Are you doing it on Rust? TypeScript with Workers is a dream. Consider that, while it is not yet fully mature, you can build and launch your app once and it is global-first. It costs like $100 or less to run at significant scale. It's a dream.


Yes. There is a steep discovery curve for the wasm target. However, it makes it easier for development because once your code compile, it’ll probably run fine. There are some gotchas related to the platforms but once you learn them, you’ll be fine. Still, none of this is documented and the worker crate is practically unmaintained.


Once you have the app running in the cloud, Workers are a great runtime. Super solid with great perf and uptime. But CF still needs to improve local DX, a lot.


DX == developer experience?

I think it's pretty good, but yeah, not ideal. I'm also building a product on workers, and using D1, KV, R2, queues, and am pretty happy with the DX. Running remote previews is pretty neat.


Cloudflare had only 100 PoPs just a few years ago. Bunny has been around 10 years, but didn't get the cash injection from Google like Cloudflare did.
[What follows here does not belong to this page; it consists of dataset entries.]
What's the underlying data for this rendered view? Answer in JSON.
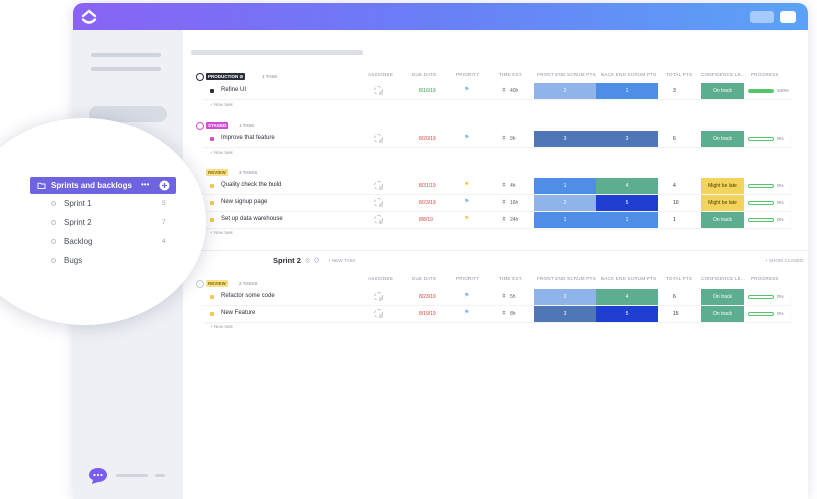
{
  "list_sections": [
    {
      "status": "PRODUCTION",
      "status_color": "#2b2f3a",
      "count": "1 TASK",
      "tasks": [
        {
          "name": "Refine UI",
          "due": "8/16/19",
          "due_color": "#2e9e4d",
          "priority_color": "#7fb2f0",
          "time": "40h",
          "fe": "2",
          "be": "1",
          "fe_color": "#8fb4ea",
          "be_color": "#4f8ee6",
          "total": "3",
          "confidence": "On track",
          "conf_bg": "#5cae8f",
          "conf_fg": "#ffffff",
          "progress": 1.0,
          "progress_text": "100%"
        }
      ]
    },
    {
      "status": "STAGED",
      "status_color": "#d04fd1",
      "count": "1 TASK",
      "tasks": [
        {
          "name": "Improve that feature",
          "due": "8/20/19",
          "due_color": "#d9413a",
          "priority_color": "#7fb2f0",
          "time": "9h",
          "fe": "3",
          "be": "3",
          "fe_color": "#5077b5",
          "be_color": "#5077b5",
          "total": "6",
          "confidence": "On track",
          "conf_bg": "#5cae8f",
          "conf_fg": "#ffffff",
          "progress": 0,
          "progress_text": "0%"
        }
      ]
    },
    {
      "status": "REVIEW",
      "status_color": "#f2c94c",
      "count": "3 TASKS",
      "tasks": [
        {
          "name": "Quality check the build",
          "due": "8/31/19",
          "due_color": "#d9413a",
          "priority_color": "#f2c94c",
          "time": "4h",
          "fe": "1",
          "be": "4",
          "fe_color": "#4f8ee6",
          "be_color": "#5cae8f",
          "total": "4",
          "confidence": "Might be late",
          "conf_bg": "#f2d45c",
          "conf_fg": "#4a3b00",
          "progress": 0,
          "progress_text": "0%"
        },
        {
          "name": "New signup page",
          "due": "8/23/19",
          "due_color": "#d9413a",
          "priority_color": "#7fb2f0",
          "time": "16h",
          "fe": "2",
          "be": "5",
          "fe_color": "#8fb4ea",
          "be_color": "#1e3fd1",
          "total": "10",
          "confidence": "Might be late",
          "conf_bg": "#f2d45c",
          "conf_fg": "#4a3b00",
          "progress": 0,
          "progress_text": "0%"
        },
        {
          "name": "Set up data warehouse",
          "due": "8/8/19",
          "due_color": "#d9413a",
          "priority_color": "#f2c94c",
          "time": "24h",
          "fe": "1",
          "be": "1",
          "fe_color": "#4f8ee6",
          "be_color": "#4f8ee6",
          "total": "1",
          "confidence": "On track",
          "conf_bg": "#5cae8f",
          "conf_fg": "#ffffff",
          "progress": 0,
          "progress_text": "0%"
        }
      ]
    }
  ],
  "sprint2": {
    "title": "Sprint 2",
    "new_task": "+ NEW TASK",
    "show_closed": "+ SHOW CLOSED",
    "status": "REVIEW",
    "status_color": "#f2c94c",
    "count": "2 TASKS",
    "tasks": [
      {
        "name": "Refactor some code",
        "due": "8/23/19",
        "due_color": "#d9413a",
        "priority_color": "#7fb2f0",
        "time": "5h",
        "fe": "2",
        "be": "4",
        "fe_color": "#8fb4ea",
        "be_color": "#5cae8f",
        "total": "6",
        "confidence": "On track",
        "conf_bg": "#5cae8f",
        "conf_fg": "#ffffff",
        "progress": 0,
        "progress_text": "0%"
      },
      {
        "name": "New Feature",
        "due": "8/19/19",
        "due_color": "#d9413a",
        "priority_color": "#7fb2f0",
        "time": "8h",
        "fe": "3",
        "be": "5",
        "fe_color": "#5077b5",
        "be_color": "#1e3fd1",
        "total": "15",
        "confidence": "On track",
        "conf_bg": "#5cae8f",
        "conf_fg": "#ffffff",
        "progress": 0,
        "progress_text": "0%"
      }
    ]
  },
  "columns": [
    "ASSIGNEE",
    "DUE DATE",
    "PRIORITY",
    "TIME EST.",
    "FRONT END SCRUM PTS",
    "BACK END SCRUM PTS",
    "TOTAL PTS",
    "CONFIDENCE LE...",
    "PROGRESS"
  ],
  "new_task_label": "+ New task",
  "sidebar_popup": {
    "selected": "Sprints and backlogs",
    "more": "•••",
    "items": [
      {
        "label": "Sprint 1",
        "count": "5"
      },
      {
        "label": "Sprint 2",
        "count": "7"
      },
      {
        "label": "Backlog",
        "count": "4"
      },
      {
        "label": "Bugs",
        "count": ""
      }
    ]
  },
  "colors": {
    "accent": "#6f64e0",
    "topbar_start": "#8a63f5",
    "topbar_end": "#5aa3f7"
  }
}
If you read the article, Bunny uses Deno, CF uses a cut down version of Chromeium (each instance is like a browser tab; isolated). Thus the API difference.

But I do agree, CF is building out more of a suite.
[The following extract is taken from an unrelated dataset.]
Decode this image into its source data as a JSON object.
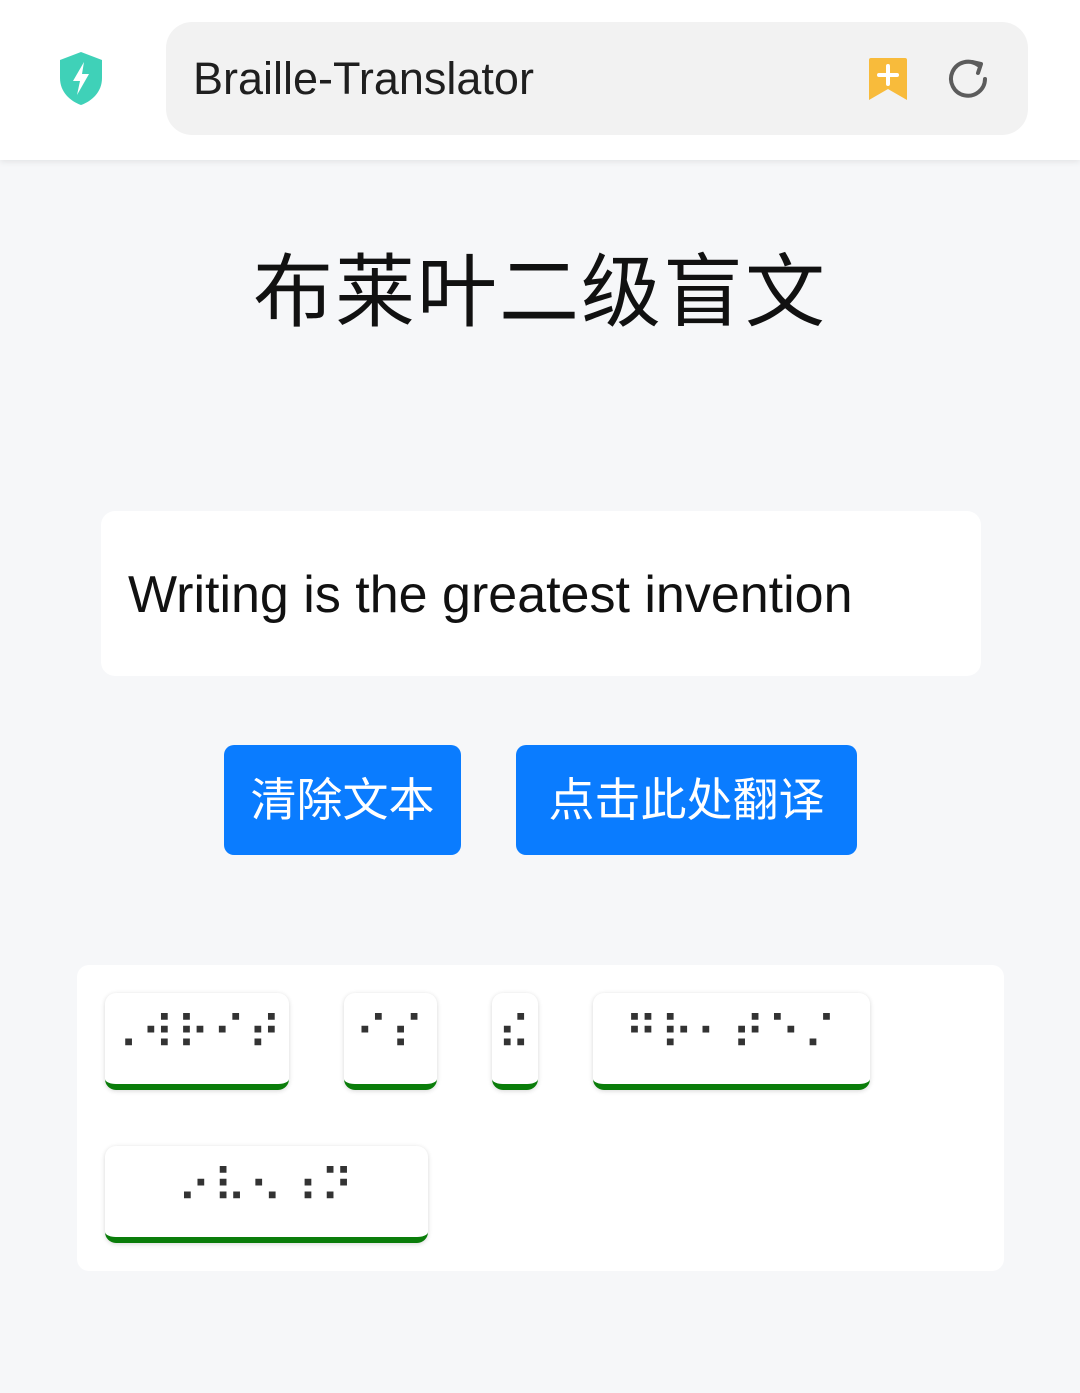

WorkerD isn't anywhere near a "cutdown version of Chromium," it is an incredible platform with years of engineering put into it, from some of the people behind very similar and successful products (GAE, Protocol Buffers, to name some). I assume you are referring to V8 here but that also powers Deno.

WorkerD is open source: https://github.com/cloudflare/workerd

I personally am not a fan of Deno because of how it split the Node JS ecosystem, so that is not a benefit in my eyes. Of course, Workers can run Rust.

Nothing you said here necessitates an API difference.